Still, the visit gave me almost as much cause for pause as it did for celebration. The Ailey dancers, of course, remain fabulous creatures, almost superhuman in their unbelievable energy and presence. But the dance statement they are now making is showing signs of - well, at best over-familiarity, and at worst a kind of folksy tunnel vision, in both artistic and political terms.

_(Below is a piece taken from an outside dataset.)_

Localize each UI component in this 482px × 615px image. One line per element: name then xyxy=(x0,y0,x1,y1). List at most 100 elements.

"Go in Grace," for instance, sounds so interesting on paper, but felt like little more than a well-intentioned experiment in brand synergy on stage. Ailey dancer (and new choreographer) Hope Boykin has devised a cliched story line that's all about a young girl's coming of age. Her brother gets mixed up with a gang, and her daddy passes away - and it turns out, as I learned from the program notes, that she's also deaf! (To be fair, conveying that in dance would be a challenge.) The sweet thing of course perseveres through her travails, always surrounded by warm, powerful women who are somehow completely powerless to do anything but sing out loud and proud, etc. The music, written as well as sung by Sweet Honey in the Rock, went down easy but was hardly memorable, while the dancing only got lively when that obstreperous, seductive gang was around, and the attempted integration of the singers and the dancers somehow didn't really come off.

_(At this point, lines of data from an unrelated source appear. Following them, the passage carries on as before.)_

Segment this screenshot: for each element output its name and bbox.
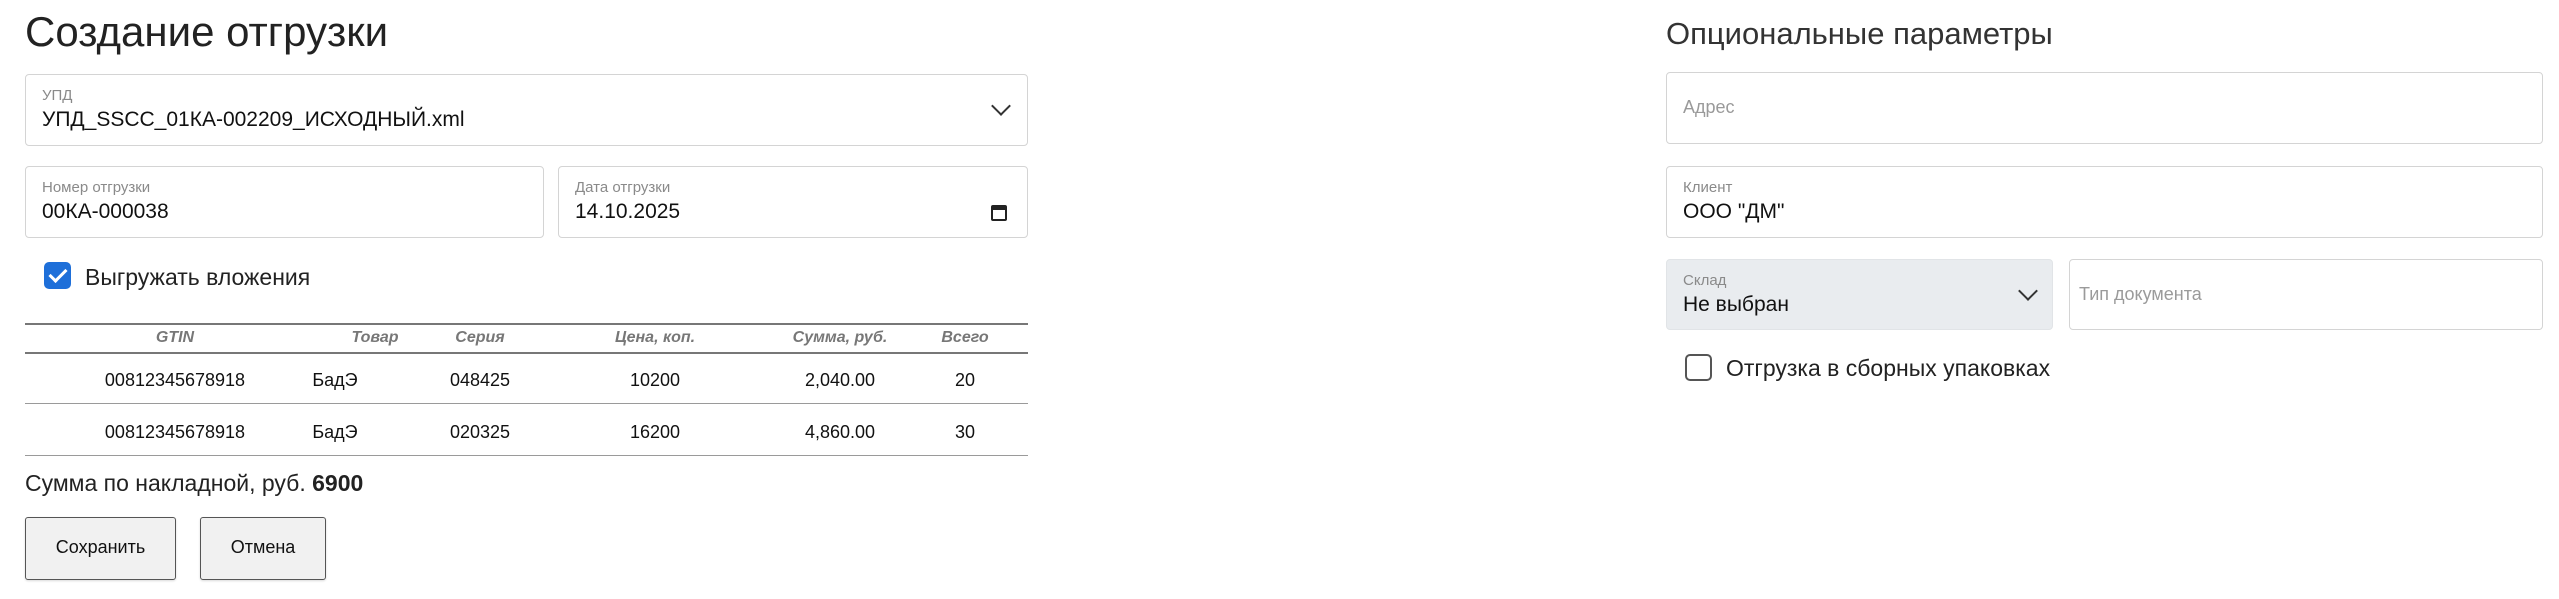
document-type-placeholder: Тип документа — [2079, 284, 2202, 304]
cell-price: 10200 — [629, 370, 681, 390]
address-field[interactable]: Адрес — [1666, 72, 2543, 144]
warehouse-label: Склад — [1683, 272, 1727, 289]
table-header-border — [25, 352, 1028, 354]
cell-price: 16200 — [629, 422, 681, 442]
column-header-gtin: GTIN — [155, 329, 195, 346]
optional-params-title: Опциональные параметры — [1666, 16, 2053, 51]
invoice-total: Сумма по накладной, руб. 6900 — [25, 470, 363, 497]
column-header-sum: Сумма, руб. — [792, 329, 888, 346]
chevron-down-icon — [991, 96, 1011, 116]
upd-select[interactable]: УПД УПД_SSCC_01КА-002209_ИСХОДНЫЙ.xml — [25, 74, 1028, 146]
cell-gtin: 00812345678918 — [104, 422, 246, 442]
address-placeholder: Адрес — [1683, 97, 1735, 117]
client-value: ООО "ДМ" — [1683, 200, 1785, 223]
bulk-packaging-label: Отгрузка в сборных упаковках — [1726, 355, 2051, 381]
cell-total: 30 — [954, 422, 976, 442]
shipment-date-field[interactable]: Дата отгрузки 14.10.2025 — [558, 166, 1028, 238]
table-bottom-border — [25, 455, 1028, 456]
document-type-field[interactable]: Тип документа — [2069, 259, 2543, 330]
client-field[interactable]: Клиент ООО "ДМ" — [1666, 166, 2543, 238]
cell-sum: 4,860.00 — [804, 422, 876, 442]
cell-product: БадЭ — [312, 370, 358, 390]
bulk-packaging-checkbox[interactable] — [1685, 354, 1712, 381]
cell-series: 048425 — [449, 370, 511, 390]
invoice-total-value: 6900 — [312, 470, 364, 496]
cell-gtin: 00812345678918 — [104, 370, 246, 390]
column-header-total: Всего — [941, 329, 989, 346]
column-header-price: Цена, коп. — [614, 329, 696, 346]
warehouse-select[interactable]: Склад Не выбран — [1666, 259, 2053, 330]
save-button[interactable]: Сохранить — [25, 517, 176, 580]
cell-sum: 2,040.00 — [804, 370, 876, 390]
client-label: Клиент — [1683, 179, 1733, 196]
table-row-divider — [25, 403, 1028, 404]
shipment-number-value: 00КА-000038 — [42, 200, 169, 223]
chevron-down-icon — [2018, 281, 2038, 301]
shipment-date-value: 14.10.2025 — [575, 200, 681, 223]
page-title: Создание отгрузки — [25, 8, 389, 55]
calendar-icon[interactable] — [991, 205, 1007, 221]
cell-product: БадЭ — [312, 422, 358, 442]
cell-total: 20 — [954, 370, 976, 390]
shipment-number-field[interactable]: Номер отгрузки 00КА-000038 — [25, 166, 544, 238]
shipment-date-label: Дата отгрузки — [575, 179, 671, 196]
column-header-series: Серия — [455, 329, 505, 346]
cell-series: 020325 — [449, 422, 511, 442]
upd-label: УПД — [42, 87, 73, 104]
cancel-button[interactable]: Отмена — [200, 517, 326, 580]
table-top-border — [25, 323, 1028, 325]
upd-value: УПД_SSCC_01КА-002209_ИСХОДНЫЙ.xml — [42, 108, 465, 131]
export-attachments-label: Выгружать вложения — [85, 264, 311, 290]
invoice-total-label: Сумма по накладной, руб. — [25, 470, 306, 496]
export-attachments-checkbox[interactable] — [44, 262, 71, 289]
warehouse-value: Не выбран — [1683, 293, 1789, 316]
shipment-number-label: Номер отгрузки — [42, 179, 151, 196]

Next up was the more engaging, if still superficial, "Suite Otis," a tribute (in hot pink, no less) to the late, great Otis Redding choreographed and costumed by George Falson. Again, the choreography was limited in its vocabulary, and leaned toward clowning, but was so energetic and fun that this hardly mattered. The troupe ended the evening with yet another rendition of their central choreographic text, Ailey's by-now-iconic "Revelations." And truth be told, this dance never really ages, and incredibly, the dancers - some of whom have been doing it over and over again for years - continue to perform it with a moving emotional commitment.

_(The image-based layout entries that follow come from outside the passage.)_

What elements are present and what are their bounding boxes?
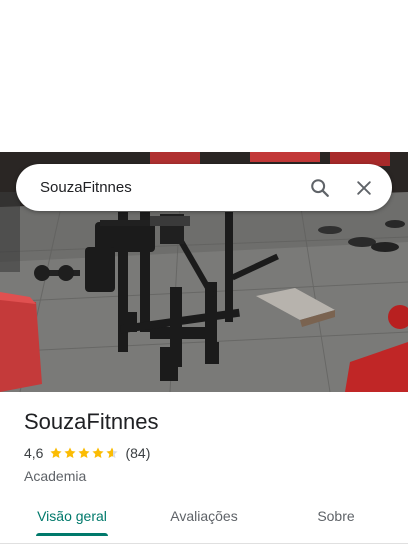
place-page: SouzaFitnnes SouzaFitnnes 4,6 (84) Acade… [0,0,408,544]
tab-about[interactable]: Sobre [288,496,384,536]
star-icon [78,447,91,459]
search-icon [311,178,329,197]
star-icon [50,447,63,459]
place-title: SouzaFitnnes [24,409,159,434]
search-input[interactable]: SouzaFitnnes [16,179,298,196]
star-icon [92,447,105,459]
close-icon [357,180,371,195]
search-bar[interactable]: SouzaFitnnes [16,164,392,211]
place-category[interactable]: Academia [24,468,394,484]
tab-bar: Visão geral Avaliações Sobre [0,496,408,544]
rating-row[interactable]: 4,6 (84) [24,444,394,462]
rating-value: 4,6 [24,445,44,461]
star-icon [106,447,119,459]
active-tab-indicator [36,533,108,536]
star-icon [64,447,77,459]
star-rating [49,446,119,460]
search-button[interactable] [298,166,342,210]
tab-reviews[interactable]: Avaliações [156,496,252,536]
tab-overview[interactable]: Visão geral [24,496,120,536]
close-button[interactable] [342,166,386,210]
place-info: SouzaFitnnes 4,6 (84) Academia [24,408,394,484]
review-count: (84) [125,445,151,461]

Still, "Revelations" isn't exactly a revelation anymore. And its political content is today undercut with painful irony. Alvin Ailey (as a young man, at left), was not only a great African-American artist, of course, but also a great gay artist, who died of complications from AIDS in 1989 (to the very end, he hid his diagnosis from his homophobic mother). Yet even in its commemorative film about him, the company seems unable to make any mention of his sexuality. Even after 50 years, Alvin Ailey is still in the closet as far as they're concerned. And how is it possible to fully commit ourselves to the human vision of "Revelations" if gay black men are somehow left out of its message? And what exactly is motivating this silence - which is all the stranger given that much Ailey choreography sexualizes the company's male dancers quite openly? (Indeed, "Suite Otis" opens with a young stud wagging his hot-pink-clad bottom at us.) Is the company afraid of losing fans, or losing face, or losing face because of its fans, who may harbor their own form of bigotry?

I don't know the answers to those questions, of course, but I do know that the central question of civil rights in this country today revolves around sexuality. It's time for the Alvin Ailey Dance Theater to accept that, and truly embrace the meaning of its founder's life and work.